Anomaly Detection with Score Distribution Discrimination

from arxiv, Accepted by KDD 2023. Detailed discussions can be found in https://openreview.net/forum?id=P1Worw-M1Tf&referrer=[the%20profile%20of%20Minqi%20Jiang](/profile?id=~Minqi_Jiang2)

Recent studies give more attention to the anomaly detection (AD) methods that can leverage a handful of labeled anomalies along with abundant unlabeled data. These existing anomaly-informed AD methods rely on manually predefined score target(s), e.g., prior constant or margin hyperparameter(s), to realize discrimination in anomaly scores between normal and abnormal data. However, such methods would be vulnerable to the existence of anomaly contamination in the unlabeled data, and also lack adaptation to different data scenarios. In this paper, we propose to optimize the anomaly scoring function from the view of score distribution, thus better retaining the diversity and more fine-grained information of input data, especially when the unlabeled data contains anomaly noises in more practical AD scenarios.

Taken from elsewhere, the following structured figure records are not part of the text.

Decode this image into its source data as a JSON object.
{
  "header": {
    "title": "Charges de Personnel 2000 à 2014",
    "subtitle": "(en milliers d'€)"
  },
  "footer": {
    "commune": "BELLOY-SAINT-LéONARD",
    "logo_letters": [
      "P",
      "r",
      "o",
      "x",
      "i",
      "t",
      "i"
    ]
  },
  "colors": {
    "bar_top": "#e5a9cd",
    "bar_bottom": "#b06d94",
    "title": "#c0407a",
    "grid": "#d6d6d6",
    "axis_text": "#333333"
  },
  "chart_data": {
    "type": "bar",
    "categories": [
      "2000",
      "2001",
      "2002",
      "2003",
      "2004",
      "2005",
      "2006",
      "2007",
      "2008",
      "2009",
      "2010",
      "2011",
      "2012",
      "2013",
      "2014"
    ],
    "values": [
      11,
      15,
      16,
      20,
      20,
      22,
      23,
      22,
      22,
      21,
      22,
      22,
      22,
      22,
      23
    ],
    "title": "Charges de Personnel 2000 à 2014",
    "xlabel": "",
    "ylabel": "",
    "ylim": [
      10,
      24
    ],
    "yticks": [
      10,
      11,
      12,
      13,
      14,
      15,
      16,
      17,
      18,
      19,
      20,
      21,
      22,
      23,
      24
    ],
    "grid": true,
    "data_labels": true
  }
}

We design a novel loss function called Overlap loss that minimizes the overlap area between the score distributions of normal and abnormal samples, which no longer depends on prior anomaly score targets and thus acquires adaptability to various datasets. Overlap loss consists of Score Distribution Estimator and Overlap Area Calculation, which are introduced to overcome challenges when estimating arbitrary score distributions, and to ensure the boundness of training loss. As a general loss component, Overlap loss can be effectively integrated into multiple network architectures for constructing AD models. Extensive experimental results indicate that Overlap loss based AD models significantly outperform their state-of-the-art counterparts, and achieve better performance on different types of anomalies.

翻译：近期研究更加关注能够利用少量标注异常数据与大量未标注数据的异常检测方法。现有这些利用异常信息的检测方法依赖于人工预设的分数目标（如先验常数或间隔超参数），以实现正常与异常数据在异常分数上的区分。然而，此类方法易受未标注数据中异常污染的影响，且缺乏对不同数据场景的适应性。本文提出从分数分布视角优化异常评分函数，从而更好地保留输入数据的多样性与细粒度信息，尤其适用于未标注数据包含异常噪声的更实际检测场景。我们设计了一种新型损失函数——重叠损失（Overlap loss），该函数通过最小化正常与异常样本分数分布的重叠区域，不再依赖先验异常分数目标，因而能够适应不同数据集。重叠损失由分数分布估计器与重叠面积计算两部分构成，前者用于克服任意分数分布估计中的挑战，后者确保训练损失的有界性。作为通用损失组件，重叠损失可有效集成到多种网络架构中构建异常检测模型。大量实验结果表明，基于重叠损失的异常检测模型显著优于当前最先进方法，并在不同类型异常上取得更优性能。